Below we can observe two certificates. Both the subject and issuer contain only the “C”, “O” and “OU” fields. (This contrasts with a “typical” certificate, which would contain also contain the “ST” and “L” fields)
Each value contains exactly 16 characters with no spacing or use of special characters.
Bringing the two issuer values to Cyberchef, we can prototype a regular expression that captures the values from both certificates.

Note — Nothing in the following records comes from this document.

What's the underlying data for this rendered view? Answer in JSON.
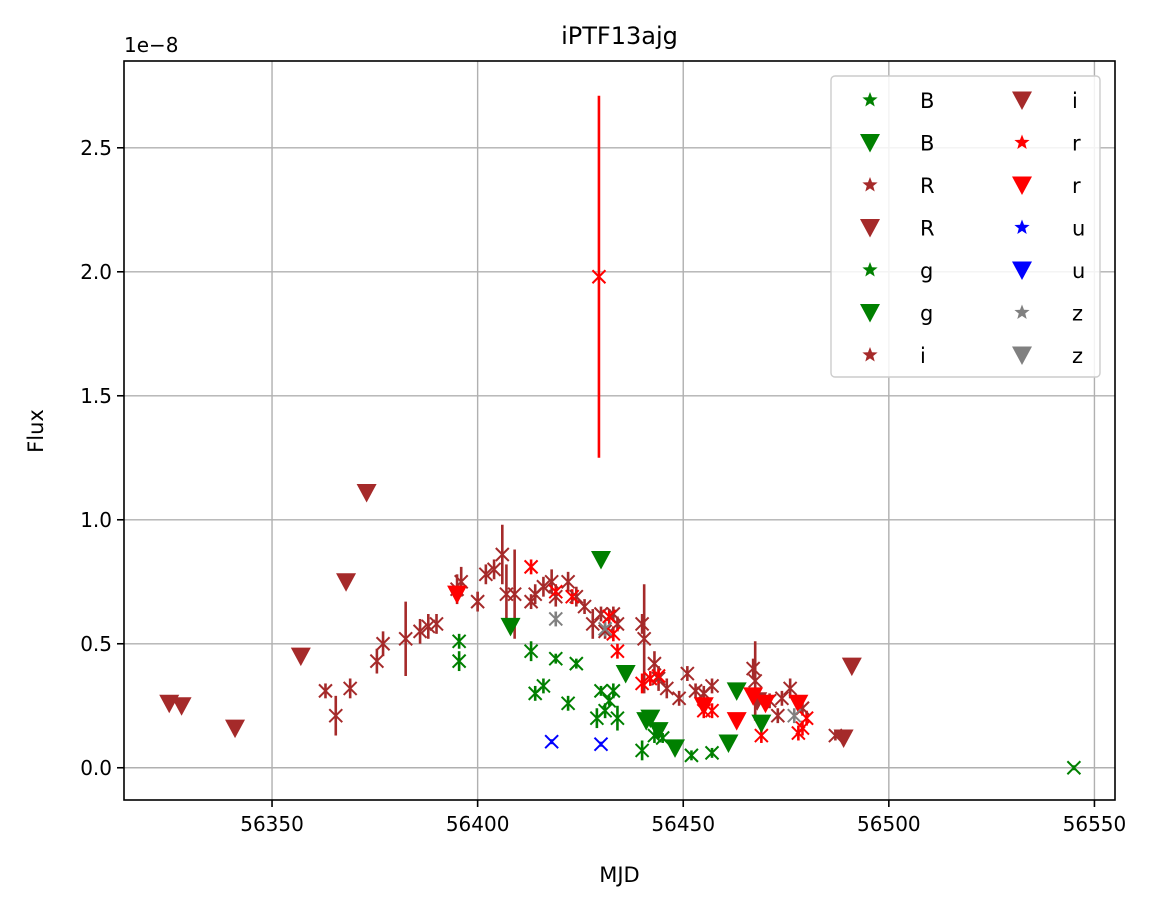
{
  "chart_data": {
    "type": "scatter",
    "title": "iPTF13ajg",
    "xlabel": "MJD",
    "ylabel": "Flux",
    "y_offset_label": "1e−8",
    "xlim": [
      56314,
      56555
    ],
    "ylim": [
      -1.3e-09,
      2.85e-08
    ],
    "xticks": [
      56350,
      56400,
      56450,
      56500,
      56550
    ],
    "xtick_labels": [
      "56350",
      "56400",
      "56450",
      "56500",
      "56550"
    ],
    "yticks": [
      0.0,
      5e-09,
      1e-08,
      1.5e-08,
      2e-08,
      2.5e-08
    ],
    "ytick_labels": [
      "0.0",
      "0.5",
      "1.0",
      "1.5",
      "2.0",
      "2.5"
    ],
    "grid": true,
    "legend_position": "top-right",
    "legend_columns": 2,
    "colors": {
      "B": "#008000",
      "R": "#a52a2a",
      "g": "#008000",
      "i": "#a52a2a",
      "r": "#ff0000",
      "u": "#0000ff",
      "z": "#808080"
    },
    "legend": [
      {
        "label": "B",
        "marker": "star",
        "color": "#008000"
      },
      {
        "label": "B",
        "marker": "triangle",
        "color": "#008000"
      },
      {
        "label": "R",
        "marker": "star",
        "color": "#a52a2a"
      },
      {
        "label": "R",
        "marker": "triangle",
        "color": "#a52a2a"
      },
      {
        "label": "g",
        "marker": "star",
        "color": "#008000"
      },
      {
        "label": "g",
        "marker": "triangle",
        "color": "#008000"
      },
      {
        "label": "i",
        "marker": "star",
        "color": "#a52a2a"
      },
      {
        "label": "i",
        "marker": "triangle",
        "color": "#a52a2a"
      },
      {
        "label": "r",
        "marker": "star",
        "color": "#ff0000"
      },
      {
        "label": "r",
        "marker": "triangle",
        "color": "#ff0000"
      },
      {
        "label": "u",
        "marker": "star",
        "color": "#0000ff"
      },
      {
        "label": "u",
        "marker": "triangle",
        "color": "#0000ff"
      },
      {
        "label": "z",
        "marker": "star",
        "color": "#808080"
      },
      {
        "label": "z",
        "marker": "triangle",
        "color": "#808080"
      }
    ],
    "series": [
      {
        "band": "R",
        "marker": "x",
        "color": "#a52a2a",
        "points": [
          [
            56363,
            3.1e-09,
            3e-10
          ],
          [
            56365.5,
            2.1e-09,
            8e-10
          ],
          [
            56369,
            3.2e-09,
            4e-10
          ],
          [
            56375.5,
            4.3e-09,
            5e-10
          ],
          [
            56377,
            5e-09,
            5e-10
          ],
          [
            56382.5,
            5.2e-09,
            1.5e-09
          ],
          [
            56386,
            5.5e-09,
            5e-10
          ],
          [
            56388,
            5.7e-09,
            5e-10
          ],
          [
            56390,
            5.8e-09,
            4e-10
          ],
          [
            56395,
            7.2e-09,
            6e-10
          ],
          [
            56396,
            7.5e-09,
            6e-10
          ],
          [
            56400,
            6.7e-09,
            4e-10
          ],
          [
            56402,
            7.8e-09,
            4e-10
          ],
          [
            56404,
            8e-09,
            4e-10
          ],
          [
            56406,
            8.6e-09,
            1.2e-09
          ],
          [
            56407,
            7e-09,
            1.2e-09
          ],
          [
            56409,
            7e-09,
            1.8e-09
          ],
          [
            56413,
            6.7e-09,
            3e-10
          ],
          [
            56414,
            7e-09,
            4e-10
          ],
          [
            56416,
            7.3e-09,
            4e-10
          ],
          [
            56418,
            7.5e-09,
            5e-10
          ],
          [
            56419,
            6.9e-09,
            4e-10
          ],
          [
            56422,
            7.5e-09,
            4e-10
          ],
          [
            56424,
            6.9e-09,
            4e-10
          ],
          [
            56426,
            6.5e-09,
            3e-10
          ],
          [
            56428,
            5.8e-09,
            6e-10
          ],
          [
            56430,
            6.2e-09,
            3e-10
          ],
          [
            56431,
            5.5e-09,
            3e-10
          ],
          [
            56433,
            6.2e-09,
            3e-10
          ],
          [
            56434,
            5.8e-09,
            3e-10
          ],
          [
            56440,
            5.8e-09,
            4e-10
          ],
          [
            56440.5,
            5.2e-09,
            2.2e-09
          ],
          [
            56443,
            4.2e-09,
            5e-10
          ],
          [
            56444,
            3.6e-09,
            5e-10
          ],
          [
            56446,
            3.2e-09,
            4e-10
          ],
          [
            56449,
            2.8e-09,
            3e-10
          ],
          [
            56451,
            3.8e-09,
            3e-10
          ],
          [
            56453,
            3.1e-09,
            3e-10
          ],
          [
            56455,
            3e-09,
            3e-10
          ],
          [
            56457,
            3.3e-09,
            3e-10
          ],
          [
            56467,
            4e-09,
            4e-10
          ],
          [
            56467.5,
            3.5e-09,
            1.6e-09
          ],
          [
            56471,
            2.7e-09,
            3e-10
          ],
          [
            56473,
            2.1e-09,
            3e-10
          ],
          [
            56474,
            2.8e-09,
            3e-10
          ],
          [
            56476,
            3.2e-09,
            4e-10
          ],
          [
            56479,
            2.4e-09,
            3e-10
          ],
          [
            56487,
            1.3e-09,
            2e-10
          ]
        ]
      },
      {
        "band": "R",
        "marker": "triangle",
        "color": "#a52a2a",
        "points": [
          [
            56325,
            2.6e-09
          ],
          [
            56328,
            2.5e-09
          ],
          [
            56341,
            1.6e-09
          ],
          [
            56357,
            4.5e-09
          ],
          [
            56368,
            7.5e-09
          ],
          [
            56373,
            1.11e-08
          ],
          [
            56468,
            2.7e-09
          ],
          [
            56489,
            1.2e-09
          ],
          [
            56491,
            4.1e-09
          ]
        ]
      },
      {
        "band": "g",
        "marker": "x",
        "color": "#008000",
        "points": [
          [
            56395.5,
            5.1e-09,
            3e-10
          ],
          [
            56395.5,
            4.3e-09,
            4e-10
          ],
          [
            56413,
            4.7e-09,
            4e-10
          ],
          [
            56414,
            3e-09,
            3e-10
          ],
          [
            56416,
            3.3e-09,
            3e-10
          ],
          [
            56419,
            4.4e-09,
            2e-10
          ],
          [
            56422,
            2.6e-09,
            3e-10
          ],
          [
            56424,
            4.2e-09,
            2e-10
          ],
          [
            56429,
            2e-09,
            4e-10
          ],
          [
            56430,
            3.1e-09,
            2e-10
          ],
          [
            56431,
            2.3e-09,
            3e-10
          ],
          [
            56432,
            2.7e-09,
            2e-10
          ],
          [
            56433,
            3.1e-09,
            3e-10
          ],
          [
            56434,
            2e-09,
            5e-10
          ],
          [
            56440,
            7e-10,
            4e-10
          ],
          [
            56443,
            1.3e-09,
            3e-10
          ],
          [
            56445,
            1.2e-09,
            2e-10
          ],
          [
            56452,
            5e-10,
            2e-10
          ],
          [
            56457,
            6e-10,
            2e-10
          ],
          [
            56545,
            0.0,
            1e-10
          ]
        ]
      },
      {
        "band": "g",
        "marker": "triangle",
        "color": "#008000",
        "points": [
          [
            56408,
            5.7e-09
          ],
          [
            56430,
            8.4e-09
          ],
          [
            56436,
            3.8e-09
          ],
          [
            56441,
            1.9e-09
          ],
          [
            56442,
            2e-09
          ],
          [
            56444,
            1.5e-09
          ],
          [
            56448,
            8e-10
          ],
          [
            56461,
            1e-09
          ],
          [
            56463,
            3.1e-09
          ],
          [
            56469,
            1.8e-09
          ]
        ]
      },
      {
        "band": "r",
        "marker": "x",
        "color": "#ff0000",
        "points": [
          [
            56413,
            8.1e-09,
            3e-10
          ],
          [
            56419,
            7.1e-09,
            3e-10
          ],
          [
            56423,
            6.9e-09,
            3e-10
          ],
          [
            56429.5,
            1.98e-08,
            7.3e-09
          ],
          [
            56432,
            6.1e-09,
            3e-10
          ],
          [
            56433,
            5.4e-09,
            3e-10
          ],
          [
            56434,
            4.7e-09,
            3e-10
          ],
          [
            56440,
            3.4e-09,
            4e-10
          ],
          [
            56442,
            3.6e-09,
            3e-10
          ],
          [
            56444,
            3.7e-09,
            3e-10
          ],
          [
            56455,
            2.3e-09,
            3e-10
          ],
          [
            56457,
            2.3e-09,
            3e-10
          ],
          [
            56469,
            1.3e-09,
            3e-10
          ],
          [
            56478,
            1.4e-09,
            3e-10
          ],
          [
            56479,
            1.6e-09,
            3e-10
          ],
          [
            56480,
            2e-09,
            3e-10
          ]
        ]
      },
      {
        "band": "r",
        "marker": "triangle",
        "color": "#ff0000",
        "points": [
          [
            56395,
            7e-09
          ],
          [
            56455,
            2.5e-09
          ],
          [
            56463,
            1.9e-09
          ],
          [
            56467,
            2.9e-09
          ],
          [
            56470,
            2.6e-09
          ],
          [
            56478,
            2.6e-09
          ]
        ]
      },
      {
        "band": "u",
        "marker": "x",
        "color": "#0000ff",
        "points": [
          [
            56418,
            1.05e-09,
            1e-10
          ],
          [
            56430,
            9.5e-10,
            1e-10
          ]
        ]
      },
      {
        "band": "z",
        "marker": "x",
        "color": "#808080",
        "points": [
          [
            56419,
            6e-09,
            3e-10
          ],
          [
            56431,
            5.6e-09,
            3e-10
          ],
          [
            56477,
            2.1e-09,
            3e-10
          ]
        ]
      }
    ]
  }
}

We can now search on services.tls.certificate.parsed.issuer_dn with our regular expression. This returns a total of 24 servers.
We can go ahead and generate another search report on the services.tls.certificate.parsed.issuer_dn to confirm that the results are matching as intended.
Example 3: Viper Servers with TLS Certificates and Regular Expressions
To demonstrate one more example, we can take a look at an IP of 139.155.90[.]81 which was marked as Viper Malware on ThreatFox.
We can view the TLS certificate information in Censys. Showing subject and issuer fields that are exactly 8 characters in length and contain only lowercase letters and numbers.
Bringing one of the values into Cyberchef, we can again prototype a regular expression to match on the identified structure.
We can then search for this regular expression in the services.tls.certificates.leaf_data.issuer_dn field. This returns a total of 1593 results.
Generating another search report verifies that many of these results contain the same TLS structure as the initial server.
Summary – Hunting Infrastructure with Regular Expressions
There will be cases where hardcoded values won’t be enough to hunt infrastructure.
Many of these situations can be handled by identifying the structure of seemingly unique values and incorporating regular expressions into your queries.
If you’re unfamiliar with regular expressions, there is a great free resource over at regexone that will help you get started.
How Can I Get Started?
All of the queries (excluding regular expressions) can be performed with a Censys Search Community account. You can sign up today and begin threat hunting, gathering intelligence, and building up lists of IOCs.
To obtain initial IOCs, we recommend using public IOC repositories like ThreatFox and URLHaus and starting your hunt from there. We can also recommend leveraging pre-built queries like those shared by drb_ra and Michael Koczwara.
We’ve now looked at several indicators that can be used to identify malicious infrastructure. You can and should use all of these to your advantage when investigating an IP address or performing a threat hunt.
Threat actors vary in quality and sophistication, some will be more difficult to track than others. But in many cases you can track actors using only the techniques shown here today.